# How to check authenticity of a landlord?



## Didou.uae (Dec 8, 2014)

Hello, 

I know that we can check the real estate agents through RERA website, but how to do for landlords?
While looking for rent, I found some good deals posted by landlords, but would like to make sure I am dealing with the "right" landlord... ? or is it done while registering the Ejari contract ? 

Thanks,


----------



## SgtRoswell (Apr 7, 2014)

Ask for original Title deed for viewing purpose. Get a copy too...if title deed says the name of the LL you are dealing with, i guess its ok one


----------



## Froglet (May 7, 2014)

There is always a chance that the landlord doesn't in UAE and therefore you won't get to see the original title deed. If that is the case, you may want to take the copy of the title deed and passport of the landlord to the RERA office to see if he indeed still owns the place at this moment in time...


----------



## Edino (Sep 22, 2013)

Froglet said:


> There is always a chance that the landlord doesn't in UAE and therefore you won't get to see the original title deed. If that is the case, you may want to take the copy of the title deed and passport of the landlord to the RERA office to see if he indeed still owns the place at this moment in time...

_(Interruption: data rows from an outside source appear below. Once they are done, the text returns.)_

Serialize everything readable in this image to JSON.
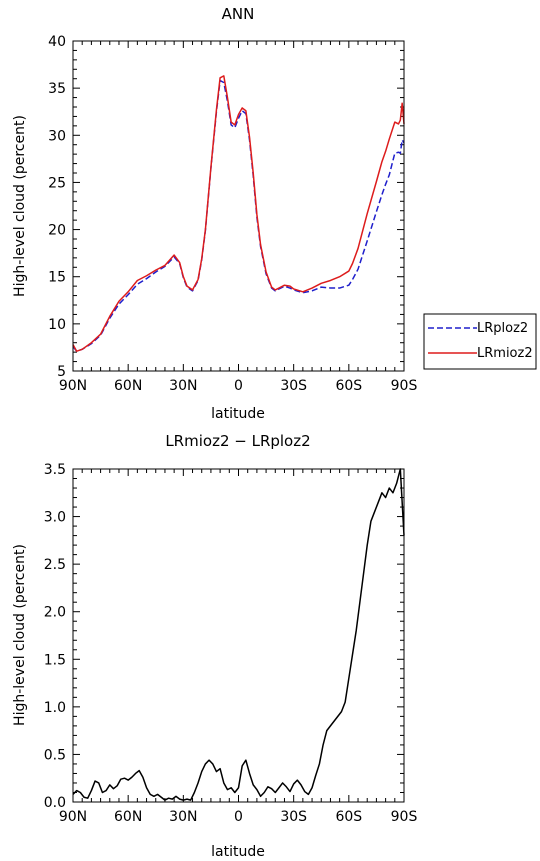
{
  "chart_data": [
    {
      "type": "line",
      "title": "ANN",
      "xlabel": "latitude",
      "ylabel": "High-level cloud (percent)",
      "xlim": [
        90,
        -90
      ],
      "ylim": [
        5,
        40
      ],
      "x_ticks": [
        90,
        60,
        30,
        0,
        -30,
        -60,
        -90
      ],
      "x_tick_labels": [
        "90N",
        "60N",
        "30N",
        "0",
        "30S",
        "60S",
        "90S"
      ],
      "y_ticks": [
        5,
        10,
        15,
        20,
        25,
        30,
        35,
        40
      ],
      "y_tick_labels": [
        "5",
        "10",
        "15",
        "20",
        "25",
        "30",
        "35",
        "40"
      ],
      "legend_position": "right",
      "x": [
        90,
        88,
        85,
        80,
        75,
        70,
        65,
        60,
        55,
        50,
        45,
        40,
        35,
        32,
        30,
        28,
        25,
        22,
        20,
        18,
        15,
        12,
        10,
        8,
        6,
        4,
        2,
        0,
        -2,
        -4,
        -6,
        -8,
        -10,
        -12,
        -15,
        -18,
        -20,
        -22,
        -25,
        -28,
        -30,
        -35,
        -40,
        -45,
        -50,
        -55,
        -60,
        -62,
        -65,
        -70,
        -75,
        -78,
        -80,
        -82,
        -85,
        -87,
        -88,
        -89,
        -90
      ],
      "series": [
        {
          "name": "LRploz2",
          "color": "#1f1fcc",
          "dash": "dashed",
          "values": [
            7.6,
            7.1,
            7.3,
            7.9,
            8.8,
            10.6,
            12.1,
            13.1,
            14.2,
            14.8,
            15.5,
            16.1,
            17.1,
            16.4,
            14.9,
            13.9,
            13.5,
            14.6,
            16.8,
            19.9,
            26.5,
            32.5,
            35.8,
            35.6,
            33.6,
            31.1,
            30.8,
            31.8,
            32.6,
            32.3,
            29.5,
            25.7,
            21.3,
            18.2,
            15.3,
            13.8,
            13.5,
            13.7,
            14.0,
            13.8,
            13.6,
            13.3,
            13.5,
            13.9,
            13.8,
            13.8,
            14.1,
            14.7,
            15.8,
            18.8,
            21.9,
            23.7,
            24.8,
            25.8,
            28.1,
            28.2,
            28.1,
            29.5,
            29.2
          ]
        },
        {
          "name": "LRmioz2",
          "color": "#dd1c1c",
          "dash": "solid",
          "values": [
            7.8,
            7.1,
            7.3,
            8.0,
            8.9,
            10.8,
            12.4,
            13.4,
            14.6,
            15.1,
            15.7,
            16.2,
            17.3,
            16.5,
            15.0,
            14.0,
            13.6,
            14.7,
            16.9,
            20.0,
            26.6,
            32.7,
            36.1,
            36.3,
            34.0,
            31.4,
            31.1,
            32.2,
            32.9,
            32.6,
            29.8,
            26.0,
            21.6,
            18.4,
            15.5,
            13.9,
            13.6,
            13.8,
            14.1,
            14.0,
            13.7,
            13.4,
            13.8,
            14.3,
            14.6,
            15.0,
            15.6,
            16.4,
            18.0,
            21.7,
            25.1,
            27.2,
            28.3,
            29.6,
            31.4,
            31.2,
            31.6,
            33.4,
            31.2
          ]
        }
      ]
    },
    {
      "type": "line",
      "title": "LRmioz2 − LRploz2",
      "xlabel": "latitude",
      "ylabel": "High-level cloud (percent)",
      "xlim": [
        90,
        -90
      ],
      "ylim": [
        0.0,
        3.5
      ],
      "x_ticks": [
        90,
        60,
        30,
        0,
        -30,
        -60,
        -90
      ],
      "x_tick_labels": [
        "90N",
        "60N",
        "30N",
        "0",
        "30S",
        "60S",
        "90S"
      ],
      "y_ticks": [
        0.0,
        0.5,
        1.0,
        1.5,
        2.0,
        2.5,
        3.0,
        3.5
      ],
      "y_tick_labels": [
        "0.0",
        "0.5",
        "1.0",
        "1.5",
        "2.0",
        "2.5",
        "3.0",
        "3.5"
      ],
      "x": [
        90,
        88,
        86,
        84,
        82,
        80,
        78,
        76,
        74,
        72,
        70,
        68,
        66,
        64,
        62,
        60,
        58,
        56,
        54,
        52,
        50,
        48,
        46,
        44,
        42,
        40,
        38,
        36,
        34,
        32,
        30,
        28,
        26,
        24,
        22,
        20,
        18,
        16,
        14,
        12,
        10,
        8,
        6,
        4,
        2,
        0,
        -2,
        -4,
        -6,
        -8,
        -10,
        -12,
        -14,
        -16,
        -18,
        -20,
        -22,
        -24,
        -26,
        -28,
        -30,
        -32,
        -34,
        -36,
        -38,
        -40,
        -42,
        -44,
        -46,
        -48,
        -50,
        -52,
        -54,
        -56,
        -58,
        -60,
        -62,
        -64,
        -66,
        -68,
        -70,
        -72,
        -74,
        -76,
        -78,
        -80,
        -82,
        -84,
        -86,
        -88,
        -90
      ],
      "series": [
        {
          "name": "",
          "color": "#000000",
          "dash": "solid",
          "values": [
            0.08,
            0.12,
            0.1,
            0.05,
            0.04,
            0.12,
            0.22,
            0.2,
            0.1,
            0.12,
            0.18,
            0.14,
            0.17,
            0.24,
            0.25,
            0.23,
            0.26,
            0.3,
            0.33,
            0.26,
            0.15,
            0.08,
            0.06,
            0.08,
            0.05,
            0.02,
            0.04,
            0.03,
            0.06,
            0.03,
            0.02,
            0.03,
            0.02,
            0.1,
            0.2,
            0.32,
            0.4,
            0.44,
            0.4,
            0.32,
            0.35,
            0.2,
            0.13,
            0.15,
            0.1,
            0.15,
            0.38,
            0.44,
            0.3,
            0.18,
            0.13,
            0.06,
            0.1,
            0.16,
            0.14,
            0.1,
            0.15,
            0.2,
            0.16,
            0.11,
            0.19,
            0.23,
            0.18,
            0.11,
            0.08,
            0.15,
            0.28,
            0.4,
            0.6,
            0.75,
            0.8,
            0.85,
            0.9,
            0.95,
            1.05,
            1.3,
            1.55,
            1.8,
            2.1,
            2.4,
            2.7,
            2.95,
            3.05,
            3.15,
            3.25,
            3.2,
            3.3,
            3.25,
            3.35,
            3.5,
            2.8
          ]
        }
      ]
    }
  ]
}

What I never understood of the system here is that a LL has to consider giving a passport copy to a tenant. As LL I would never want do that under any circumstances, for privacy reasons and risk of identity theft. I know that ID's and passports are requested here like freshly baked bread... but this is going way too far as UAE real-estate process is concerned!


----------



## Tropicana (Apr 29, 2010)

Edino said:


> What I never understood of the system here is that a LL has to consider giving a passport copy to a tenant. As LL I would never want do that under any circumstances, for privacy reasons and risk of identity theft


It works both ways; a tenant also has to give his pp copy to the owner, and in most cases, it is not the owner, rather some RE guy keeping it piled up on his desk.


----------